NORTHAMPTON — A free meal program for veterans that had been put on hold due to the COVID-19 pandemic will resume serving food at new drive-up locations beginning in early November.

The drive-thru meal program will kick off on Nov. 4 from noon to 1 p.m. in the parking lot of the Daily Hampshire Gazette at 115 Conz St., according to Chad Wright, associate director of Building Bridges Veterans Initiative, which is organizing the program. The program will be in this parking lot from 12 p.m. to 1 p.m. the first Wednesday of every month, Wright said.

The program will also be serving food at the Elks Lodge in Greenfield on the second Thursday of every month, and at the Elks Lodge in Chicopee the third Friday of every month, both from noon to 1 p.m.

Building Bridges Veterans Initiative is a project of the Episcopal Diocese of Western Massachusetts, Wright said, and had been coordinating in-person lunches for veterans on a monthly or weekly basis for over half a decade. The group tries to prevent veteran isolation and veteran suicide by welcoming them to these group lunches, he said.

The in-person lunches had been held in Northampton at the World War II Club before the pandemic, Wright said. But that space was sold to a cheese-making company in July, meaning the group had to find a different place to conduct its meal program in the city.

When the pandemic struck, the initiative had to shut down all of its sites and the in-person meals to follow public health recommendations, Wright said. Many of the veterans who participate in the program have served in Vietnam, Korea and even World War II, meaning they are in a higher risk category for the coronavirus, Wright said.

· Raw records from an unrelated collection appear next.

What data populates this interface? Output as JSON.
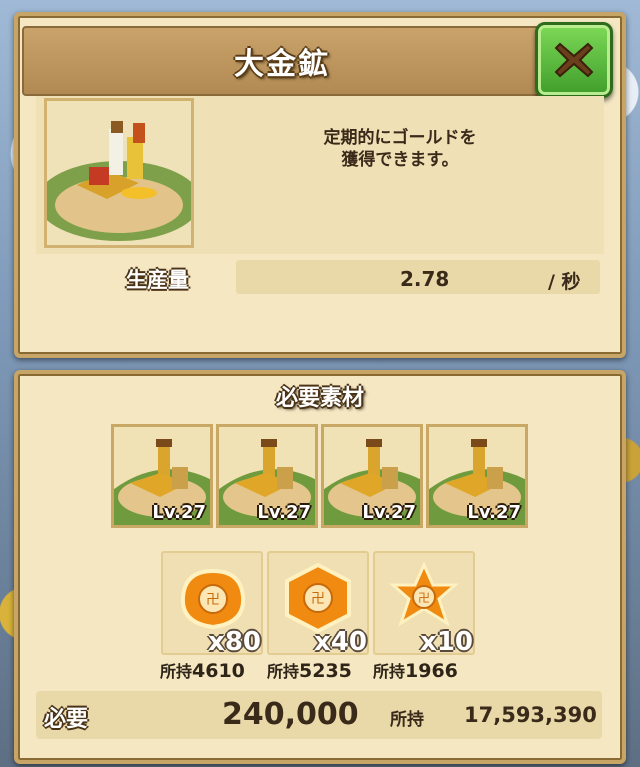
{
  "dialog": {
    "title": "大金鉱",
    "close_icon": "close-x-icon",
    "description": "定期的にゴールドを\n獲得できます。",
    "building_icon": "gold-mine-building-icon"
  },
  "production": {
    "label": "生産量",
    "value": "2.78",
    "unit": "/ 秒"
  },
  "materials": {
    "title": "必要素材",
    "buildings": [
      {
        "level": "Lv.27",
        "icon": "gold-mine-building-icon"
      },
      {
        "level": "Lv.27",
        "icon": "gold-mine-building-icon"
      },
      {
        "level": "Lv.27",
        "icon": "gold-mine-building-icon"
      },
      {
        "level": "Lv.27",
        "icon": "gold-mine-building-icon"
      }
    ],
    "items": [
      {
        "icon": "orange-blob-gem-icon",
        "qty": "x80",
        "owned_label": "所持",
        "owned_value": "4610"
      },
      {
        "icon": "orange-hexagon-gem-icon",
        "qty": "x40",
        "owned_label": "所持",
        "owned_value": "5235"
      },
      {
        "icon": "orange-star-gem-icon",
        "qty": "x10",
        "owned_label": "所持",
        "owned_value": "1966"
      }
    ]
  },
  "cost": {
    "label": "必要",
    "value": "240,000",
    "owned_label": "所持",
    "owned_value": "17,593,390"
  },
  "colors": {
    "panel_bg": "#f4e7c2",
    "title_bar": "#b08a52",
    "close_green": "#3f9d2b",
    "gem_orange": "#f08a10"
  }
}
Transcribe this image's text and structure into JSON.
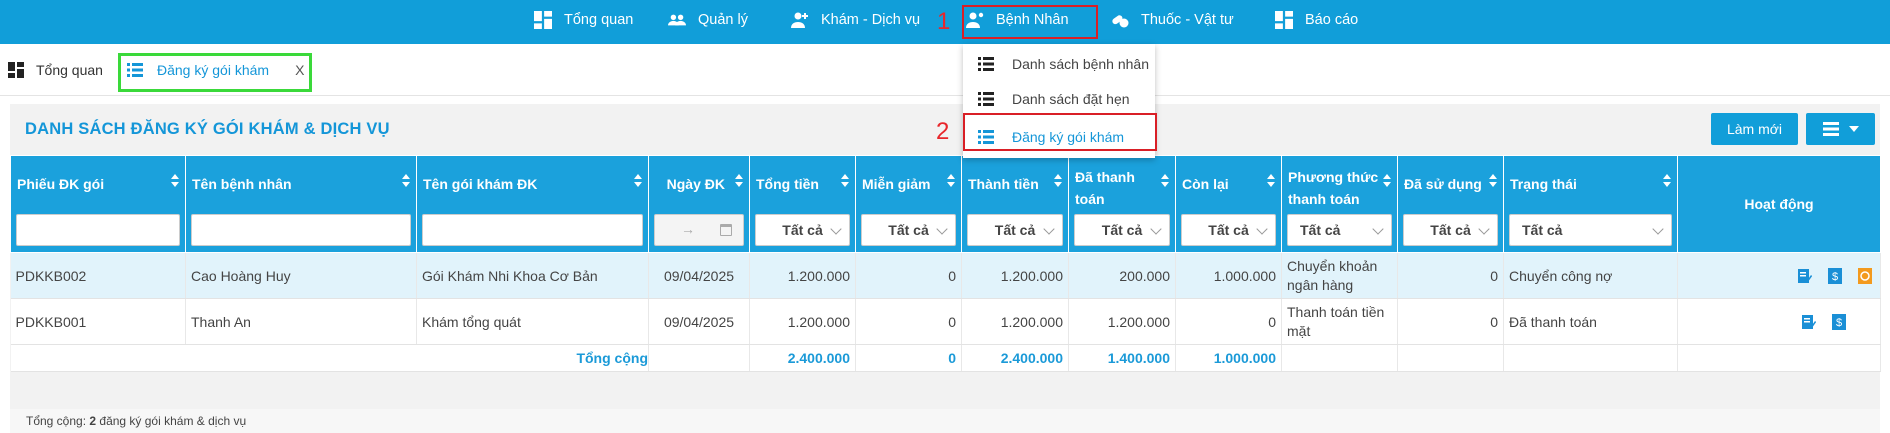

The in-person lunches had been a good way for veterans to come together around a hot meal and socialize with one another, Wright said, and some veterans had said they felt there was a void when the lunches were canceled.

The new drive-thru iteration of the meal program is way for the initiative to “get back in the game” of helping out veterans who may need assistance during the pandemic without having to do in-person group lunches, Wright said. The group served food at nine sites before the pandemic struck, but had to consolidate to three and move them each to a monthly schedule to keep volunteers safe.

Wright said veterans who come to the program will receive a newsletter and a hot meal.

“We want to let [the veterans] know, ‘Hey, we’re back, and we’re here for you and thank you for your service,’” Wright said.